Marilyn Monroe liest Ulysses

Prosa

Autor:
Walter Kappacher
Besprechung:
Julietta Fix
 

Prosa

Die Eile der Anderen und Notizen von Walter Kappacher

Marilyn Monroe liest Ulysses… die schneeweiße Haut der Actrice schimmert in kühlem Sonnenlicht. Sie sitzt im buntgestreiften Badeanzug auf einem Spielplatz und liest in der Originalausgabe von James Joyce. Dieses Bild und die Headline begleiteten bereits den Start des dritten Literaturmagazins der ZEIT im Sommer 2009. Das Foto wurde von der Modefotografin Eve Arnold aufgenommen, die fast hundertjährig in England lebt.

Walter Kappacher überrascht nun erneut mit diesem Foto und Titel, mit einem kleinen Band Notizen, Fundstücken und dreizehn Fotografien, die im Verlag Ulrich Keicher, Warmbronn 2010 erschienen sind. Ein geschickter Schachzug – lockend und Kaufinteresse weckend, werden Sammlerherzen höher schlagen, vermutlich auch die Herzen der Leser, die Walter Kappacher nicht kennen.

Der Autor und Fotograf, Jahrgang 1938 lebt in Österreich in ländlichem Idyll.
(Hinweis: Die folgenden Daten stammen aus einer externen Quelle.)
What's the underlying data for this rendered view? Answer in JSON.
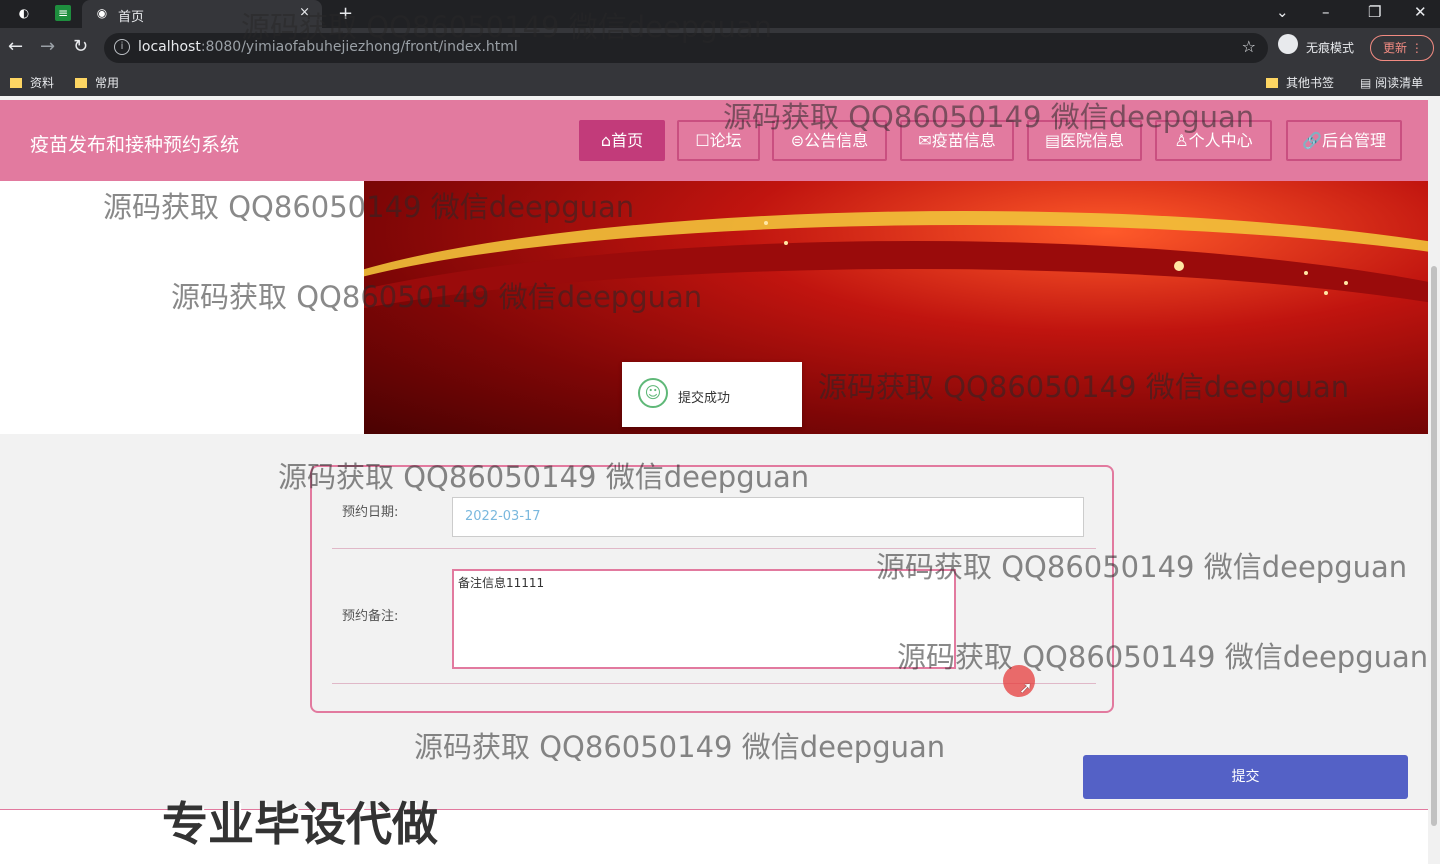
{
  "browser": {
    "tab_title": "首页",
    "tab_close": "×",
    "new_tab": "+",
    "url_host": "localhost",
    "url_path": ":8080/yimiaofabuhejiezhong/front/index.html",
    "incognito_label": "无痕模式",
    "update_label": "更新",
    "bookmarks": [
      "资料",
      "常用"
    ],
    "other_bookmarks": "其他书签",
    "reading_list": "阅读清单"
  },
  "site": {
    "title": "疫苗发布和接种预约系统",
    "nav": [
      {
        "label": "⌂首页"
      },
      {
        "label": "☐论坛"
      },
      {
        "label": "⊜公告信息"
      },
      {
        "label": "✉疫苗信息"
      },
      {
        "label": "▤医院信息"
      },
      {
        "label": "♙个人中心"
      },
      {
        "label": "🔗后台管理"
      }
    ]
  },
  "toast": {
    "text": "提交成功"
  },
  "form": {
    "date_label": "预约日期:",
    "date_value": "2022-03-17",
    "remark_label": "预约备注:",
    "remark_value": "备注信息11111",
    "submit_label": "提交"
  },
  "watermark": "源码获取 QQ86050149 微信deepguan",
  "promo": "专业毕设代做"
}
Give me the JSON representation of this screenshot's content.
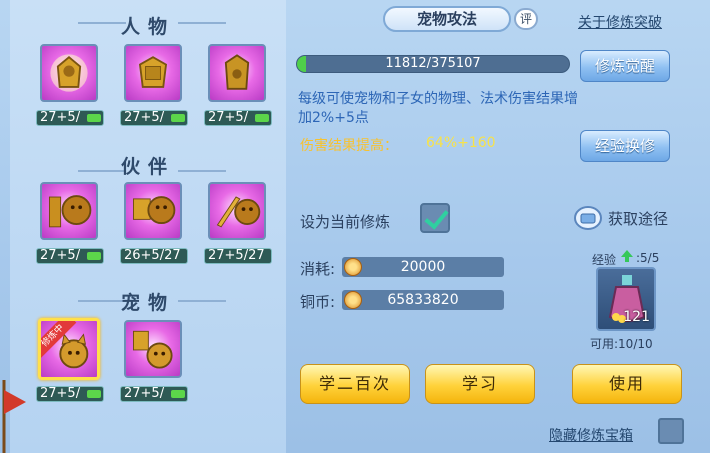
{
  "left": {
    "sections": [
      {
        "title": "人物",
        "items": [
          {
            "level": "27+5/"
          },
          {
            "level": "27+5/"
          },
          {
            "level": "27+5/"
          }
        ]
      },
      {
        "title": "伙伴",
        "items": [
          {
            "level": "27+5/"
          },
          {
            "level": "26+5/27"
          },
          {
            "level": "27+5/27"
          }
        ]
      },
      {
        "title": "宠物",
        "items": [
          {
            "level": "27+5/",
            "badge": "修炼中"
          },
          {
            "level": "27+5/"
          }
        ]
      }
    ]
  },
  "header": {
    "tab_label": "宠物攻法",
    "ping_label": "评",
    "about_link": "关于修炼突破"
  },
  "progress": {
    "text": "11812/375107",
    "fraction": 0.0315,
    "awaken_button": "修炼觉醒"
  },
  "info": {
    "description": "每级可使宠物和子女的物理、法术伤害结果增加2%+5点",
    "damage_label": "伤害结果提高：",
    "damage_value": "64%+160",
    "exchange_button": "经验换修"
  },
  "settings": {
    "set_current_label": "设为当前修炼",
    "set_current_checked": true,
    "obtain_link": "获取途径"
  },
  "cost": {
    "consume_label": "消耗:",
    "consume_value": "20000",
    "copper_label": "铜币:",
    "copper_value": "65833820"
  },
  "item": {
    "exp_label": "经验",
    "exp_value": ":5/5",
    "count": "121",
    "usable_label": "可用:10/10"
  },
  "actions": {
    "learn_200": "学二百次",
    "learn": "学习",
    "use": "使用",
    "hide_chest": "隐藏修炼宝箱"
  },
  "colors": {
    "accent_yellow": "#ffd23a",
    "accent_blue": "#6ea8e6",
    "progress_green": "#4fcf4a",
    "damage_yellow": "#f7c230",
    "desc_blue": "#2d66b6"
  }
}
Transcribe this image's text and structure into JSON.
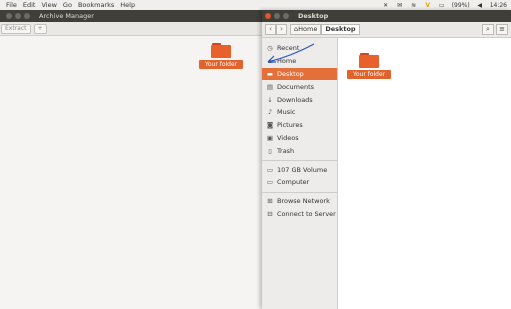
{
  "panel": {
    "menus": [
      "File",
      "Edit",
      "View",
      "Go",
      "Bookmarks",
      "Help"
    ],
    "battery": "(99%)",
    "clock": "14:26"
  },
  "archive": {
    "title": "Archive Manager",
    "extract_label": "Extract",
    "add_label": "+",
    "folder_label": "Your folder"
  },
  "files": {
    "title": "Desktop",
    "breadcrumb": [
      "Home",
      "Desktop"
    ],
    "sidebar": {
      "places": [
        {
          "label": "Recent",
          "icon": "clock-icon"
        },
        {
          "label": "Home",
          "icon": "home-icon"
        },
        {
          "label": "Desktop",
          "icon": "desktop-folder-icon",
          "active": true
        },
        {
          "label": "Documents",
          "icon": "documents-icon"
        },
        {
          "label": "Downloads",
          "icon": "downloads-icon"
        },
        {
          "label": "Music",
          "icon": "music-icon"
        },
        {
          "label": "Pictures",
          "icon": "pictures-icon"
        },
        {
          "label": "Videos",
          "icon": "videos-icon"
        },
        {
          "label": "Trash",
          "icon": "trash-icon"
        }
      ],
      "devices": [
        {
          "label": "107 GB Volume",
          "icon": "drive-icon"
        },
        {
          "label": "Computer",
          "icon": "computer-icon"
        }
      ],
      "network": [
        {
          "label": "Browse Network",
          "icon": "network-icon"
        },
        {
          "label": "Connect to Server",
          "icon": "server-icon"
        }
      ]
    },
    "folder_label": "Your folder"
  },
  "colors": {
    "accent": "#e46f38",
    "folder": "#e8602c",
    "titlebar": "#3f3e39"
  }
}
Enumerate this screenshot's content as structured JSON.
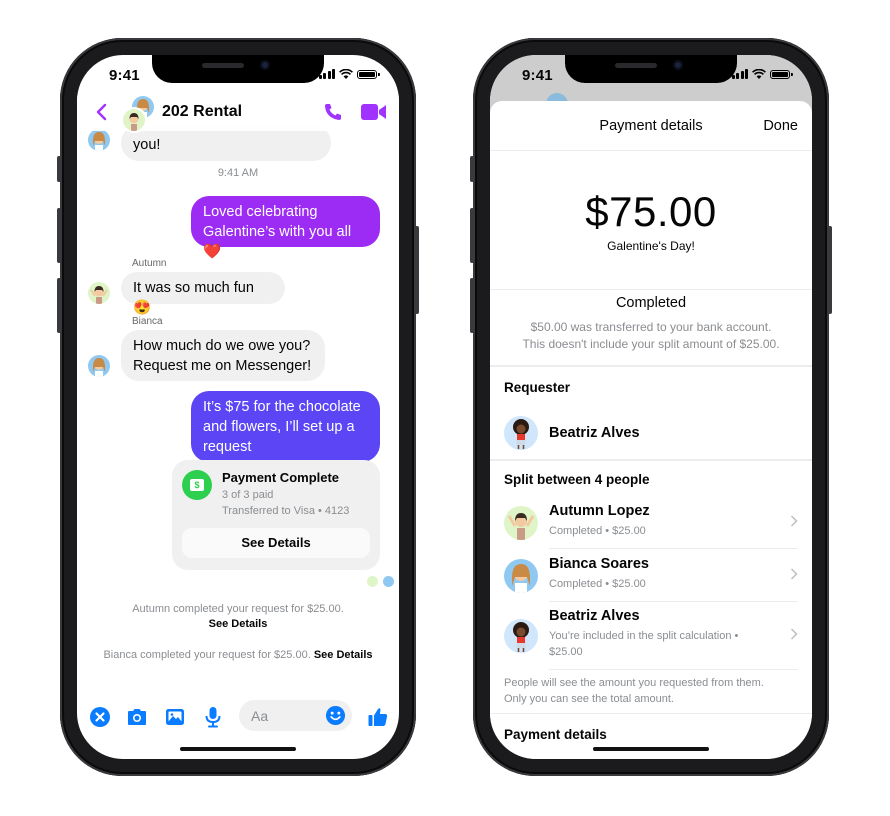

Er ist Träger des Georg Büchner Preises 2009 und als Essayist bekannt geworden. Seine Werke zeugen von Hochquellprosa, Lakonie und Kargheit, klar im Stil, kaum wahrnehmbar. Er ist ein Einzelgänger. Seine Auftritte in der aufgeregten Literaturszene seines Heimatlandes sind gezählt.

Jedes Coverbild, der auf 300 limitierten und fadengehefteten Ausgaben, wird vom Verleger von Hand geklebt. Der Band umfasst 34 Seiten Notizen, die er mit Schwarzweiß -Fotografien, die er im Spätherbst und Winter im Schilf und Eis an einem Uferabschnitt des Grabensees bei Mattsee im Salzburger Land aufgenommen hat, untermalt. Bizarre Grasgebilde, öde Eisflächen und Wasserläufe erzeugen Distanz zu der Notizensammlung, unterbrechen den Lesefluss und führen zu einer seltsam meditativen Stimmung.
Die Sammlung zeigt wunderbare, wundersame Notizen, wie nebenbei geschrieben, gekrickelt ohne erkennbare Zusammenhänge. Eigene und zitierte Aufzeichnungen, Beobachtungen und Erkenntnisse, von Cioran, Goethe, Jean Paul, Sciascia bis Thomas Mann, der das Zitieren für ein Zeichen von Dankbarkeit hielt. Wenig spektakuläre Randnotizen, scheinbare beiläufige Randbemerkungen, die nach keiner erkennbaren Systematik geordnet sind. Notizen, die jeder geschulte Leser nahtlos weiter schreiben könnte, und die am Ende doch, erzeugt durch die Mixtur von Zitat und persönlicher Beobachtung ein Gesamtbild ergeben, dass die Klarheit von Kappachers literarischem Wirken wiederspiegelt.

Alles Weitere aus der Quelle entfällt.